Installing Matplotlib and Pandas
So it turns out my two-part series of blog posts is going to be three parts, at least. This one is about getting and installing Python, Matplotlib, and Pandas. Skip down to the bottom for the best news of all: we now get these for free on Penn State’s HPC systems!
Get Python from the official download site. Pick the 32-bit installer.
Make sure your environment variables are set up correctly, too. Find your Advanced System Settings and click on Environment Variables. Your PATH should include the directory where you installed Python, as well as the scripts subdirectory. On one of the machines I use, I put Python in d:\python27_32, so this is what I added to my PATH:
Pandas depends on NumPy, and NumPy only has a 32-bit Windows version. (I think you have to compile blas yourself if you want 64-bit support. That builds character, but it’s way outside the scope of this tutorial.) So even if you have a 64-bit machine, which you probably do because it’s 2013, and a 64-bit version of Windows, which you might not because it’s 2013 and 32-bit Windows XP is still installed on everything, you need all your Python things to be 32-bit. That includes your Python interpreter, so make sure you have the right one installed. You should see something like this when you type python at the command prompt:
C:\>python Python 2.7.3 (default, Apr 10 2012, 23:31:26) [MSC v.1500 32 bit (Intel)] on win 32 Type "help", "copyright", "credits" or "license" for more information. >>>
You don’t have to be using Python version 2.7.3, but my code examples are based on Python 2 and not Python 3, so make sure you’re on a relatively modern release of Python 2.
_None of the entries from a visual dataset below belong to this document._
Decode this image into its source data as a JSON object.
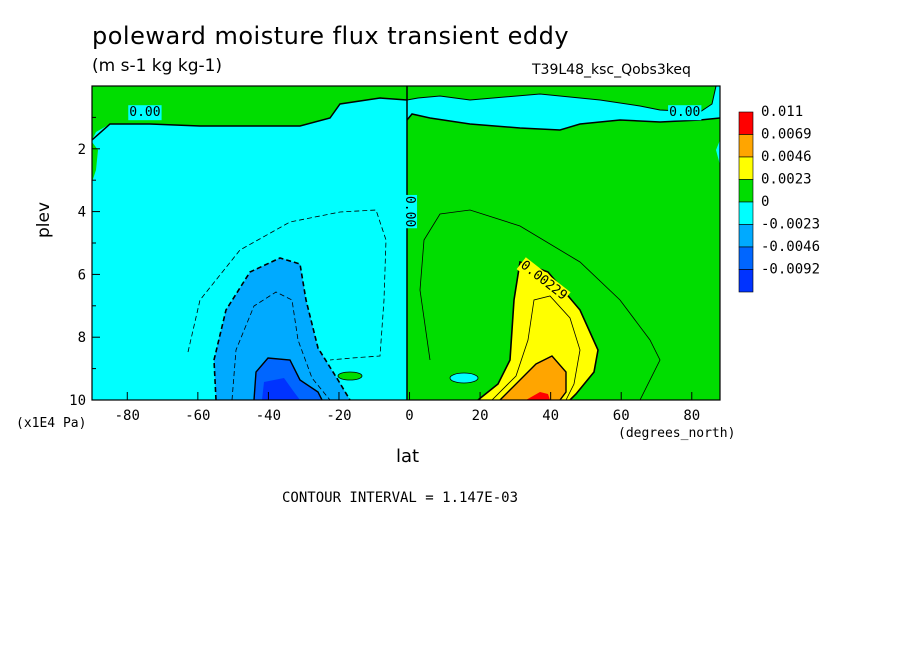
{
  "chart_data": {
    "type": "contour",
    "title": "poleward moisture flux transient eddy",
    "units": "(m s-1 kg kg-1)",
    "run_id": "T39L48_ksc_Qobs3keq",
    "xlabel": "lat",
    "x_units": "(degrees_north)",
    "ylabel": "plev",
    "y_units": "(x1E4 Pa)",
    "xlim": [
      -90,
      88
    ],
    "ylim": [
      10,
      0
    ],
    "x_ticks": [
      -80,
      -60,
      -40,
      -20,
      0,
      20,
      40,
      60,
      80
    ],
    "x_tick_labels": [
      "-80",
      "-60",
      "-40",
      "-20",
      "0",
      "20",
      "40",
      "60",
      "80"
    ],
    "y_ticks": [
      2,
      4,
      6,
      8,
      10
    ],
    "y_tick_labels": [
      "2",
      "4",
      "6",
      "8",
      "10"
    ],
    "contour_interval_text": "CONTOUR INTERVAL = 1.147E-03",
    "contour_labels": [
      {
        "text": "0.00",
        "lat": -75,
        "plev": 0.85
      },
      {
        "text": "0.00",
        "lat": 78,
        "plev": 0.85
      },
      {
        "text": "0.00",
        "lat": 0,
        "plev": 4.0
      },
      {
        "text": "0.00229",
        "lat": 38,
        "plev": 6.2
      }
    ],
    "legend": {
      "levels": [
        "0.011",
        "0.0069",
        "0.0046",
        "0.0023",
        "0",
        "-0.0023",
        "-0.0046",
        "-0.0092"
      ],
      "colors": [
        "#ff0000",
        "#ffa500",
        "#ffff00",
        "#00dd00",
        "#00ffff",
        "#00aaff",
        "#0066ff",
        "#0033ff"
      ]
    },
    "regions": [
      {
        "name": "southern-hemisphere",
        "lat_range": [
          -90,
          0
        ],
        "sign": "negative",
        "color": "#00ffff"
      },
      {
        "name": "northern-hemisphere",
        "lat_range": [
          0,
          88
        ],
        "sign": "positive",
        "color": "#00dd00"
      },
      {
        "name": "sh-min-core",
        "lat": -38,
        "plev": 9.6,
        "value_approx": -0.0069,
        "color": "#0066ff"
      },
      {
        "name": "nh-max-core",
        "lat": 35,
        "plev": 9.9,
        "value_approx": 0.011,
        "color": "#ff0000"
      }
    ]
  }
}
Download Matplotlib here. Remember to get the 32-bit version.
Go to the NumPy downloads page and get the latest win32 superpack. As of this writing, it’s numpy-1.6.2-win32-superpack-python2.7.exe.
Get the latest Win32 installer from the official download page. As of this writing, it’s pandas-0.10.1.win32-py2.7.exe.
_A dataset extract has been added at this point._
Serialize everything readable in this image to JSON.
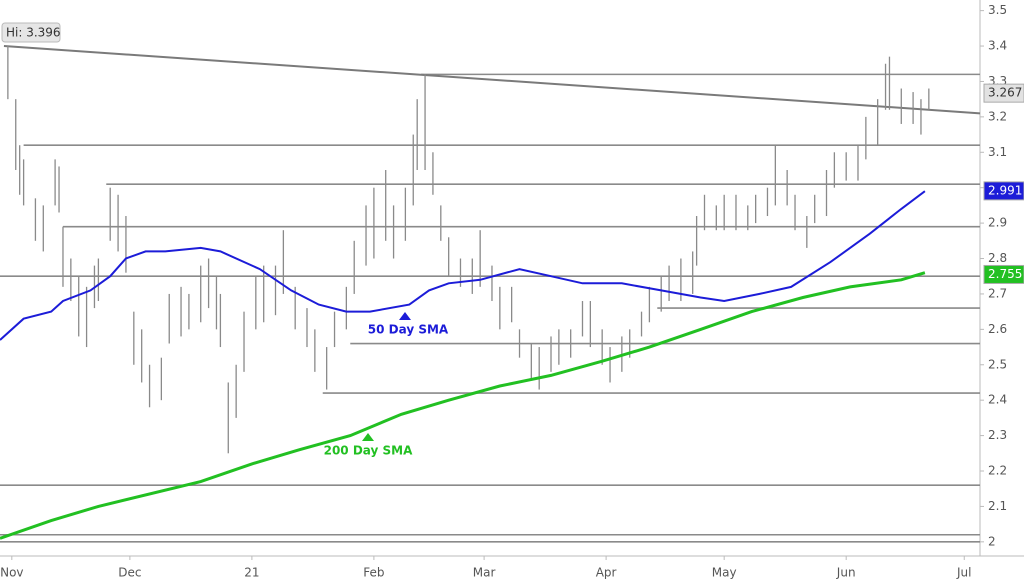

If you have problems with this version, let me know. I’ve been using 0.10.0 and haven’t upgraded yet. Pandas is still below version 1.0, so Wes McKinney is under no obligation to keep things from breaking between versions.
Most major distributions have Python, Matplotlib, NumPy, and Pandas neatly packaged up for you. Packages are usually named python, python-matplotlib, python-numpy, and python-pandas, or something like that. You may need a bit of googling to find the right names for your distribution’s package repositories.
I ran into an issue on one of my laptops at home running a Debian derivative (Crunchbang) where the supplied NumPy was too old. If you have a stern constitution, get it from github and build your own.
On the Cluster
I was getting ready to write a whole mini-tutorial on getting source tarballs and building everything from scratch, because that’s what I had to do six months ago to get these packages on the cluster. However, I just discovered that some intelligent, farsighted individual has added them to the default Python 2.7 configuration. Here’s all you have to do to get going on the cluster:
module load python/2.7.3
Stick it in your .bashrc, and you’re ready to go!